We are on the seaside of the old town: a long bridge across connects two continents. This is Praça Mauá, the Mauá Square and the building which looks like a metal ship about to sail away to the sea is the Museum of Tomorrow. It bears the signature of Spanish architect Santiago Calatrava (the architect of New York's Oculus). While designing the museum, he was inspired by the bromeliad plants in the botanical garden located in the south of the city.

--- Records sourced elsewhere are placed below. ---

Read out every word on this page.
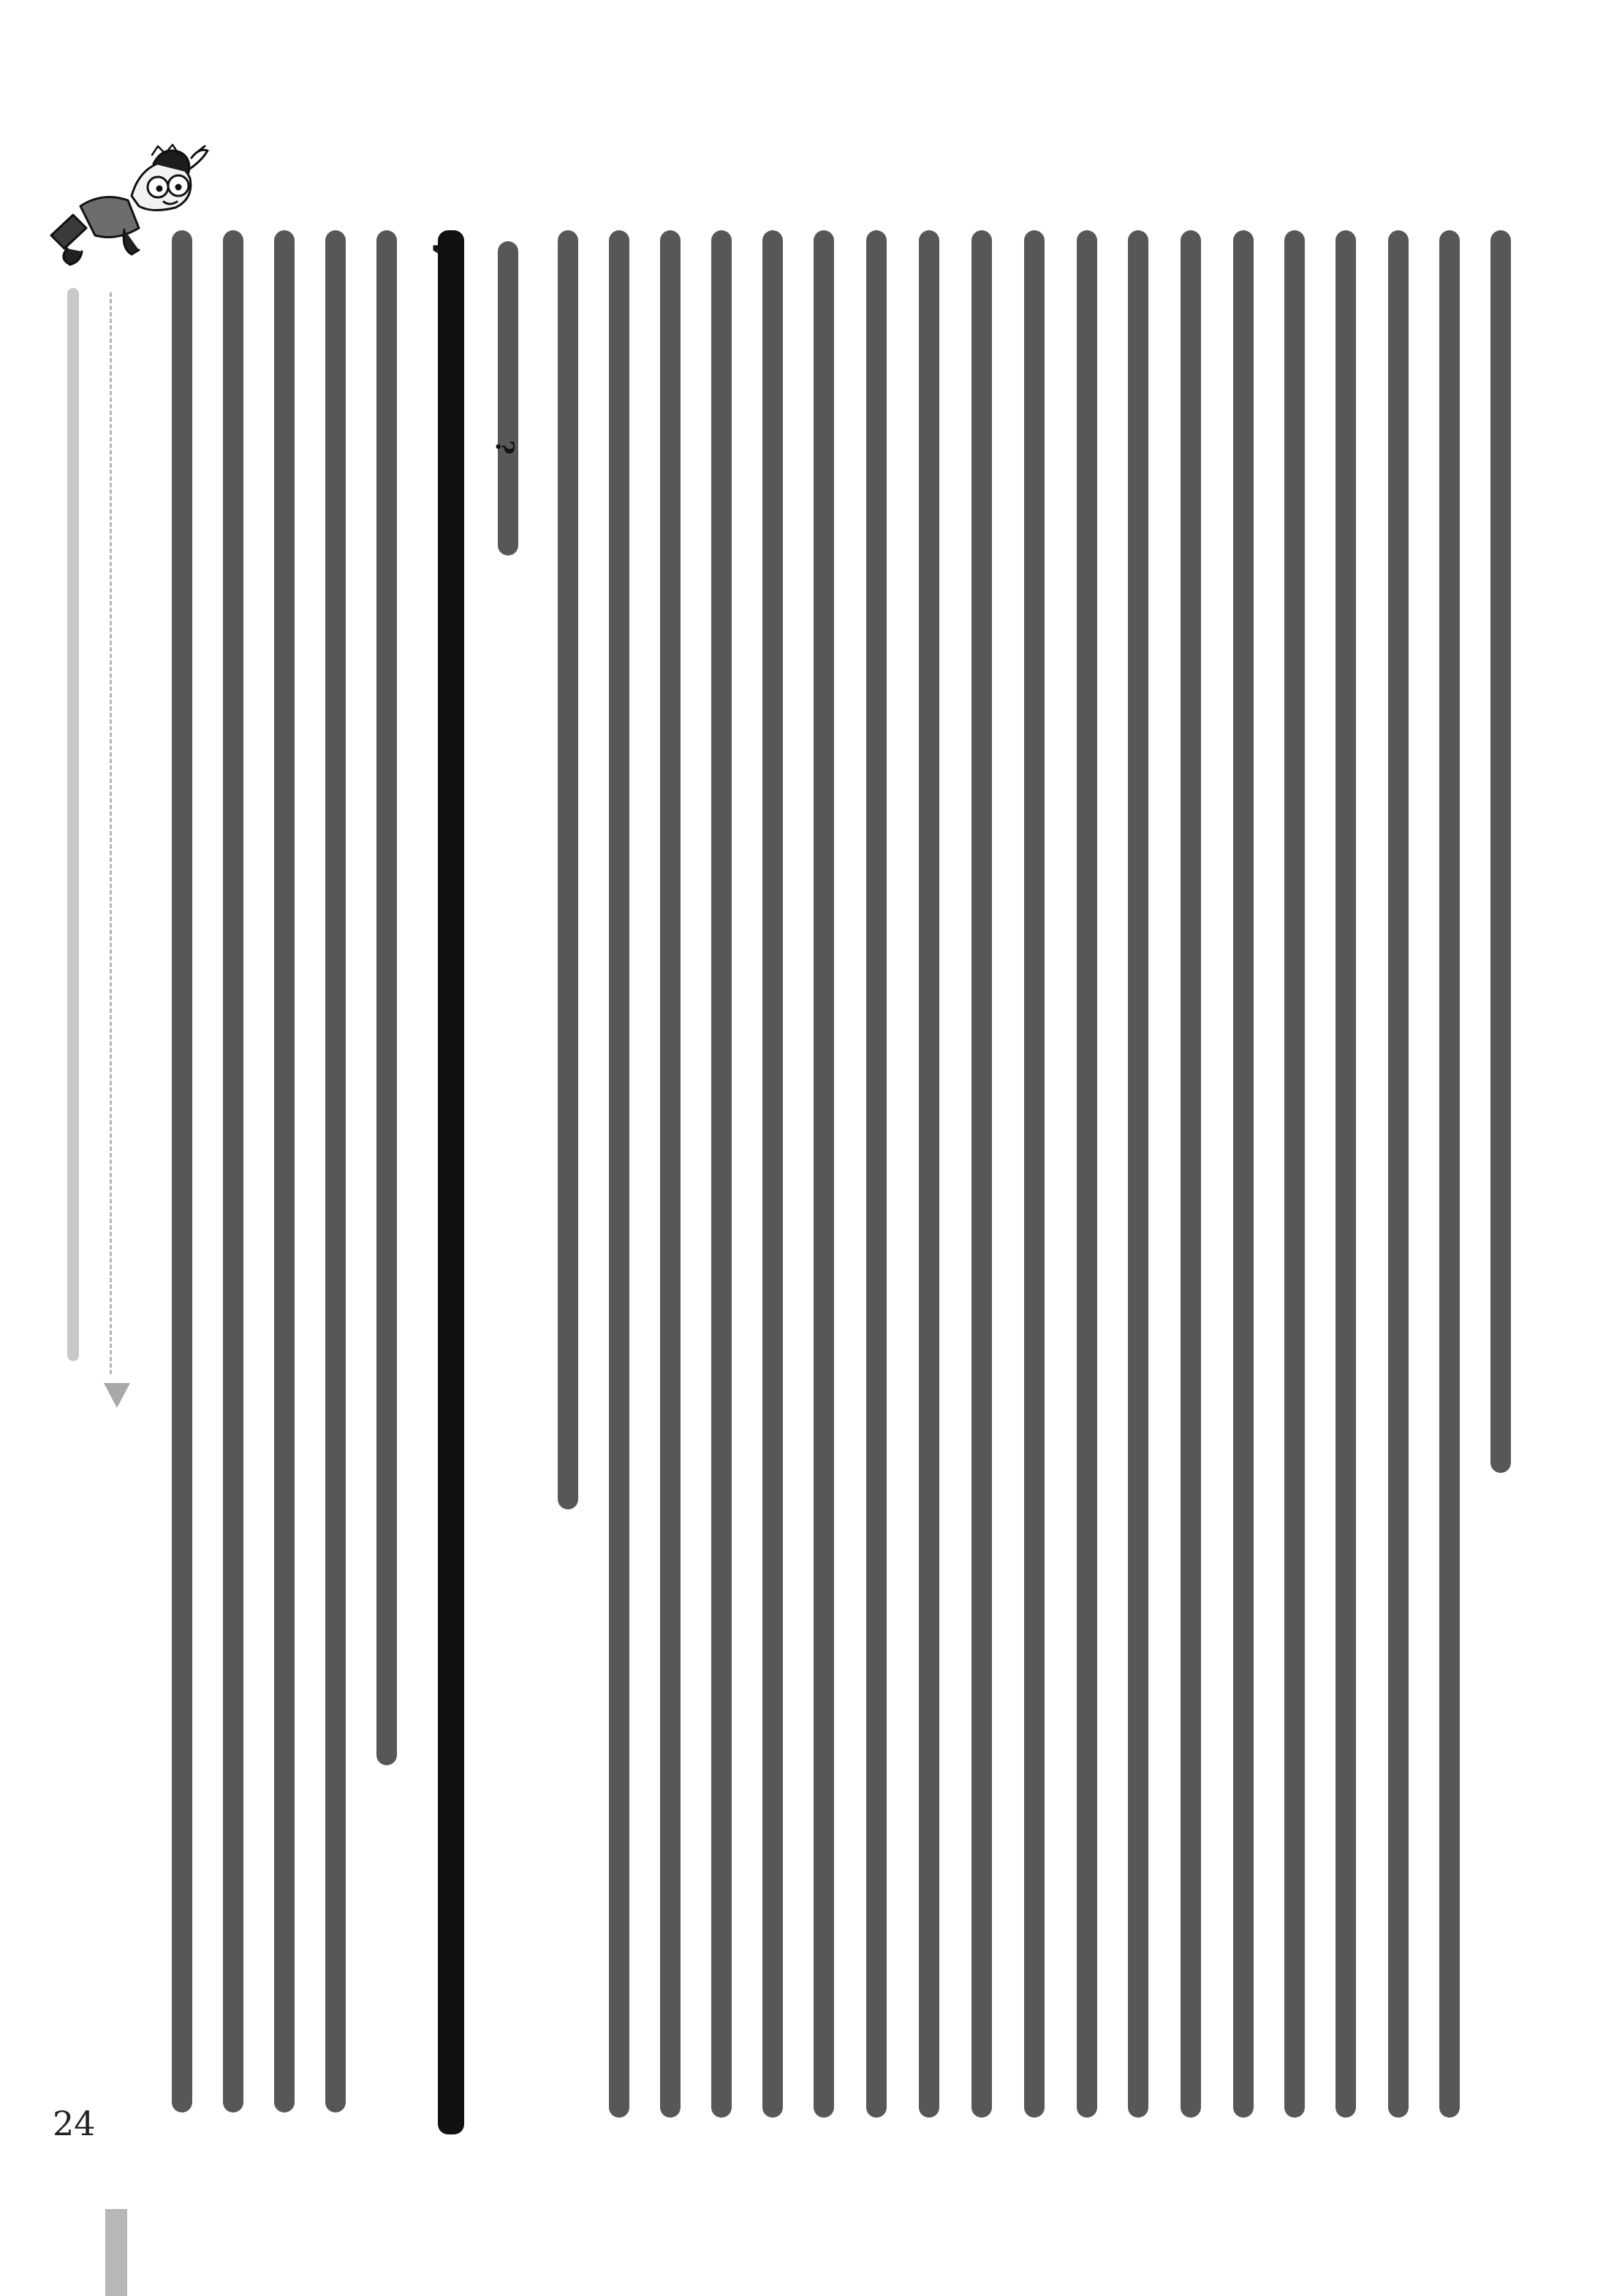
4.
?
24
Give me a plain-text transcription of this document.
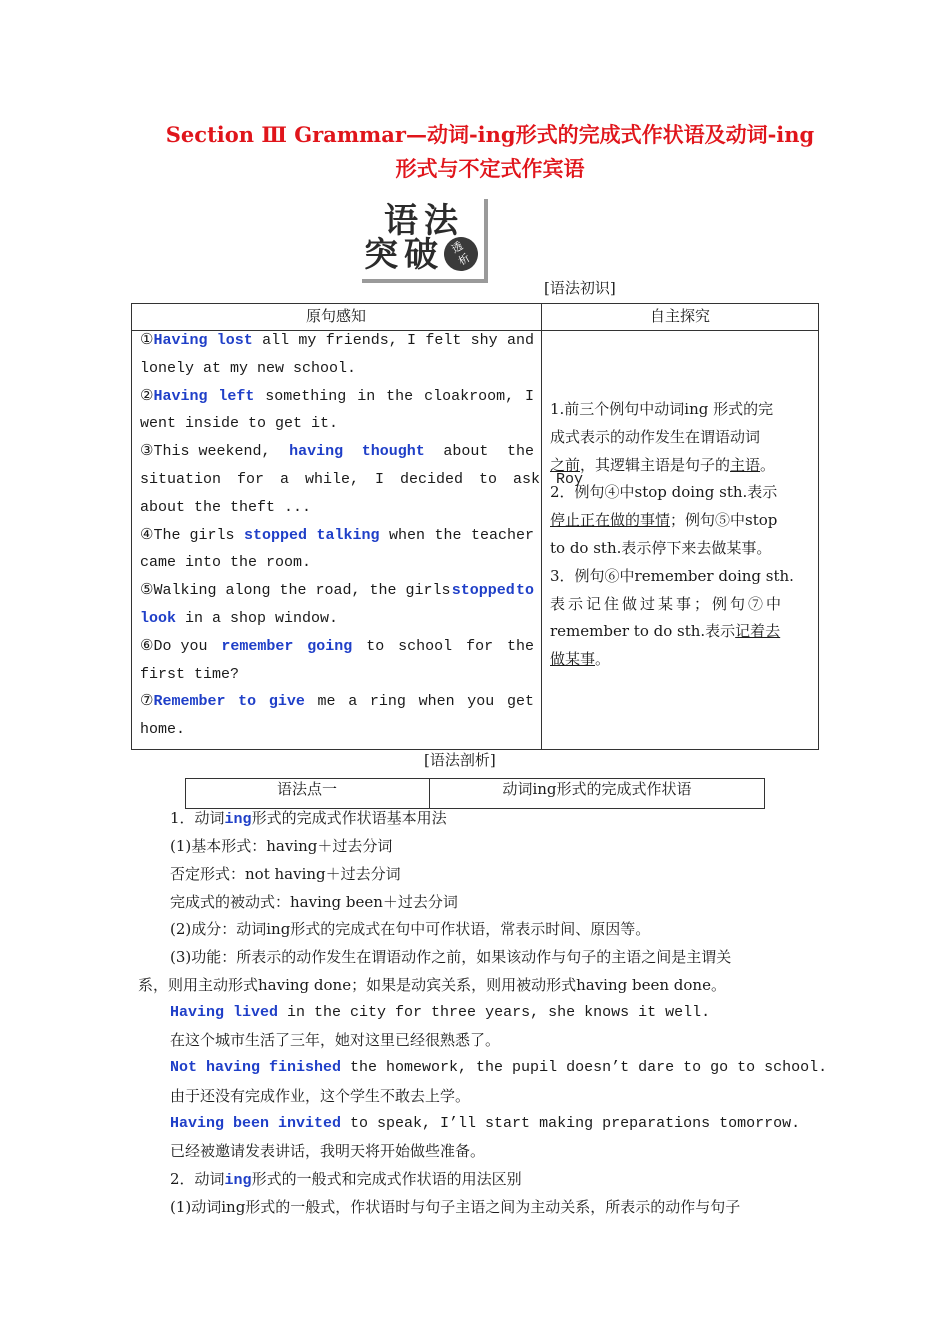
Section Ⅲ Grammar—动词-ing形式的完成式作状语及动词-ing
形式与不定式作宾语
语 法
突 破	透
析
[语法初识]
原句感知	自主探究
①Having lost all my friends, I felt shy and
lonely at my new school.
②Having left something in the cloakroom, I
went inside to get it.
③This weekend, having thought about the
situation for a while, I decided to ask Roy
about the theft ...
④The girls stopped talking when the teacher
came into the room.
⑤Walking along the road, the girls stopped to
look in a shop window.
⑥Do you remember going to school for the
first time?
⑦Remember to give me a ring when you get
home.
1.前三个例句中动词ing 形式的完
成式表示的动作发生在谓语动词
之前，其逻辑主语是句子的主语。
2．例句④中stop doing sth.表示
停止正在做的事情；例句⑤中stop
to do sth.表示停下来去做某事。
3．例句⑥中remember doing sth.
表示记住做过某事；例句⑦中
remember to do sth.表示记着去
做某事。
[语法剖析]
语法点一	动词ing形式的完成式作状语
1．动词ing形式的完成式作状语基本用法
(1)基本形式：having＋过去分词
否定形式：not having＋过去分词
完成式的被动式：having been＋过去分词
(2)成分：动词ing形式的完成式在句中可作状语，常表示时间、原因等。
(3)功能：所表示的动作发生在谓语动作之前，如果该动作与句子的主语之间是主谓关
系，则用主动形式having done；如果是动宾关系，则用被动形式having been done。
Having lived in the city for three years, she knows it well.
在这个城市生活了三年，她对这里已经很熟悉了。
Not having finished the homework, the pupil doesn’t dare to go to school.
由于还没有完成作业，这个学生不敢去上学。
Having been invited to speak, I’ll start making preparations tomorrow.
已经被邀请发表讲话，我明天将开始做些准备。
2．动词ing形式的一般式和完成式作状语的用法区别
(1)动词ing形式的一般式，作状语时与句子主语之间为主动关系，所表示的动作与句子
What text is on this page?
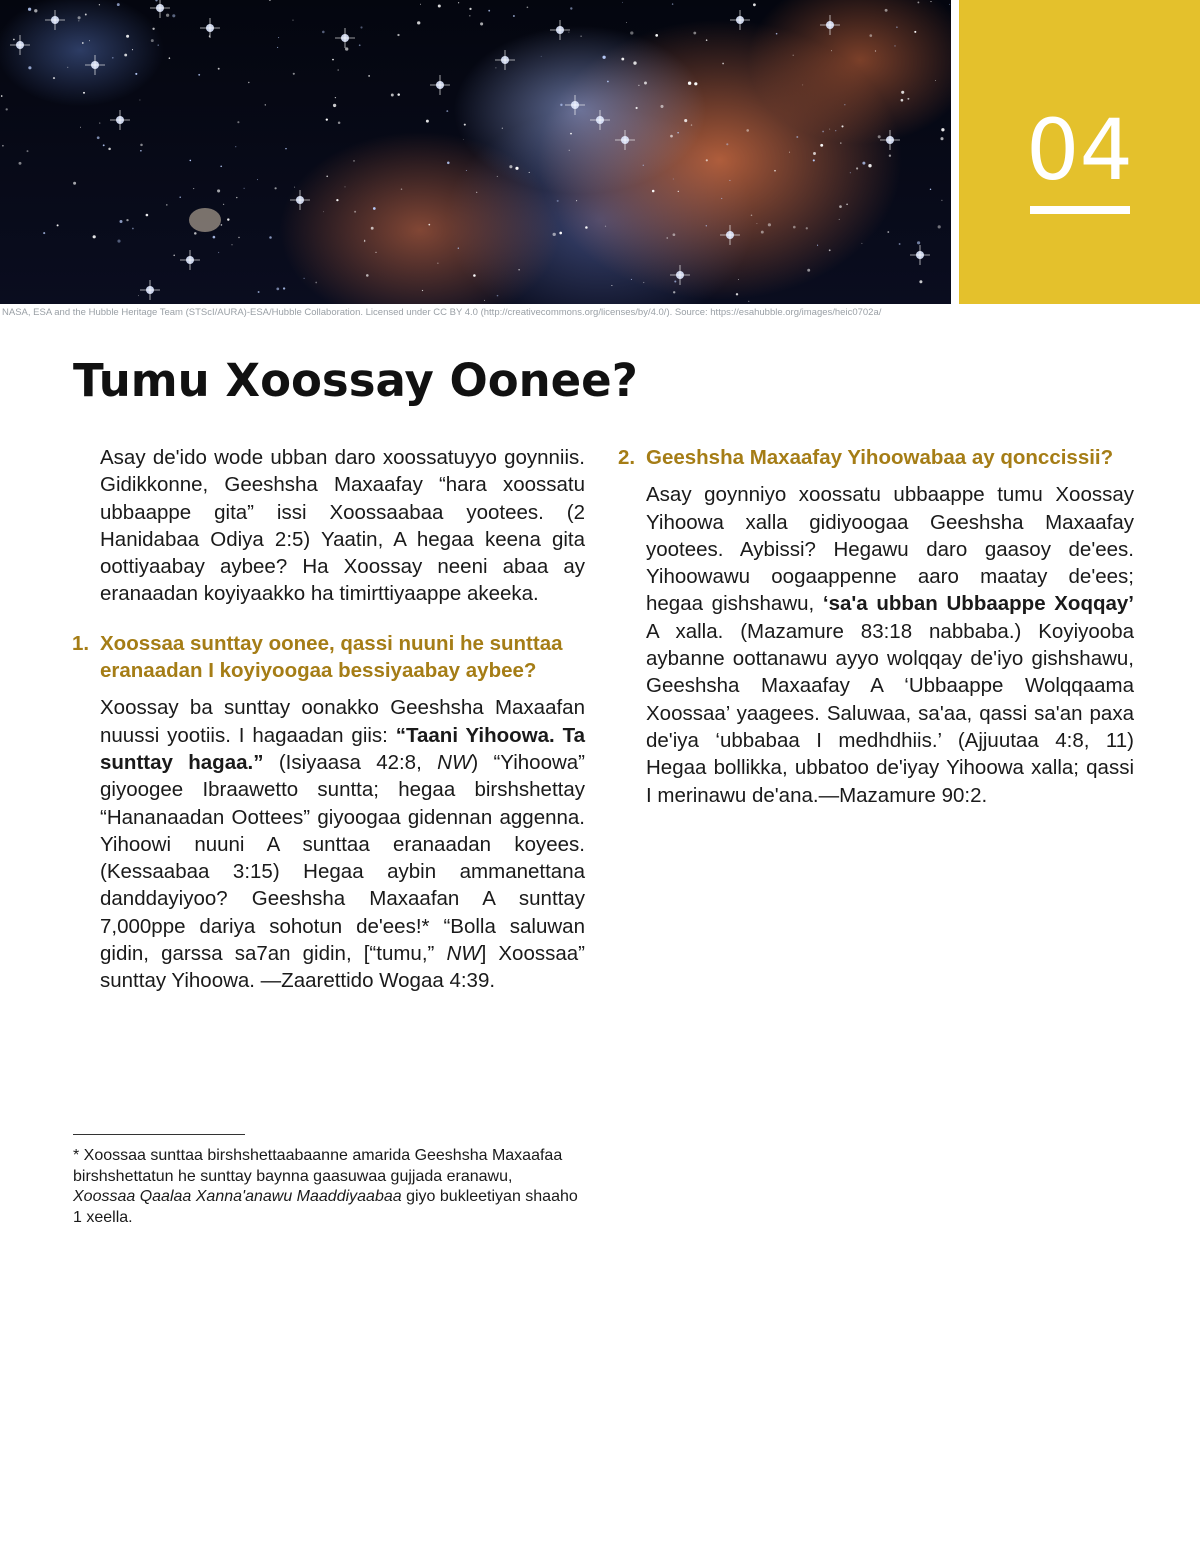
04
NASA, ESA and the Hubble Heritage Team (STScI/AURA)-ESA/Hubble Collaboration. Licensed under CC BY 4.0 (http://creativecommons.org/licenses/by/4.0/). Source: https://esahubble.org/images/heic0702a/
Tumu Xoossay Oonee?

Asay de'ido wode ubban daro xoossatuyyo goynniis. Gidikkonne, Geeshsha Maxaafay “hara xoossatu ubbaappe gita” issi Xoossaabaa yootees. (2 Hanidabaa Odiya 2:5) Yaatin, A hegaa keena gita oottiyaabay aybee? Ha Xoossay neeni abaa ay eranaadan koyiyaakko ha timirttiyaappe akeeka.

1. Xoossaa sunttay oonee, qassi nuuni he sunttaa eranaadan I koyiyoogaa bessiyaabay aybee?

Xoossay ba sunttay oonakko Geeshsha Maxaafan nuussi yootiis. I hagaadan giis: “Taani Yihoowa. Ta sunttay hagaa.” (Isiyaasa 42:8, NW) “Yihoowa” giyoogee Ibraawetto suntta; hegaa birshshettay “Hananaadan Oottees” giyoogaa gidennan aggenna. Yihoowi nuuni A sunttaa eranaadan koyees. (Kessaabaa 3:15) Hegaa aybin ammanettana danddayiyoo? Geeshsha Maxaafan A sunttay 7,000ppe dariya sohotun de'ees!* “Bolla saluwan gidin, garssa sa7an gidin, [“tumu,” NW] Xoossaa” sunttay Yihoowa. —Zaarettido Wogaa 4:39.

2. Geeshsha Maxaafay Yihoowabaa ay qonccissii?

Asay goynniyo xoossatu ubbaappe tumu Xoossay Yihoowa xalla gidiyoogaa Geeshsha Maxaafay yootees. Aybissi? Hegawu daro gaasoy de'ees. Yihoowawu oogaappenne aaro maatay de'ees; hegaa gishshawu, ‘sa'a ubban Ubbaappe Xoqqay’ A xalla. (Mazamure 83:18 nabbaba.) Koyiyooba aybanne oottanawu ayyo wolqqay de'iyo gishshawu, Geeshsha Maxaafay A ‘Ubbaappe Wolqqaama Xoossaa’ yaagees. Saluwaa, sa'aa, qassi sa'an paxa de'iya ‘ubbabaa I medhdhiis.’ (Ajjuutaa 4:8, 11) Hegaa bollikka, ubbatoo de'iyay Yihoowa xalla; qassi I merinawu de'ana.—Mazamure 90:2.

* Xoossaa sunttaa birshshettaabaanne amarida Geeshsha Maxaafaa birshshettatun he sunttay baynna gaasuwaa gujjada eranawu, Xoossaa Qaalaa Xanna'anawu Maaddiyaabaa giyo bukleetiyan shaaho 1 xeella.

Walking in the museum, I feel like I am getting inside a spaceship. A globe hanging from the ceiling which looks as far as the sky. The second floor which looks like a mezzanine is the exhibition area. Five main exhibition themes welcome you: the cosmos, the Earth, the Anthropocene, the human world, tomorrow, and us…Many scientific questions, such as what is an ecosystem, what is DNA, what will be the world population in the future, how brain functions, when our resources will be depleted, are answered in a simple, esthetical and entertaining manner. Who are we? Where have we come from? Where are we? Where are we going to? How are we going there?
We start the tour with the cosmos section: we are made with the same stuff as stars and we are all alike in our dependence on the universe and our roots. The Earth section is devoted to the matter, life, and thought: what is common in all living beings: DNA. The pictures taken during the trips to the Guanabara Bay are used to explain ecosystems. The next section is the Anthropocene, in other words, the world constructed by human beings, which depicts how human beings changed the atmosphere, bio-diversity, and the flow of rivers etc. The section called Tomorrow offers predictions about the future and global trends: the increasing population, hyper inter-dependence, the direction of technology, the limits of science…
There is a metal club stabbed into the floor at the end of the exhibition area: this is Ching which is believed by the Australian Aboriginals to build a bridge between the past and the future. Similarly the museum too aims to be a connecting point between the past and tomorrow. And it has an answer to all the questions it asks to you: “tomorrow is something constructed today.”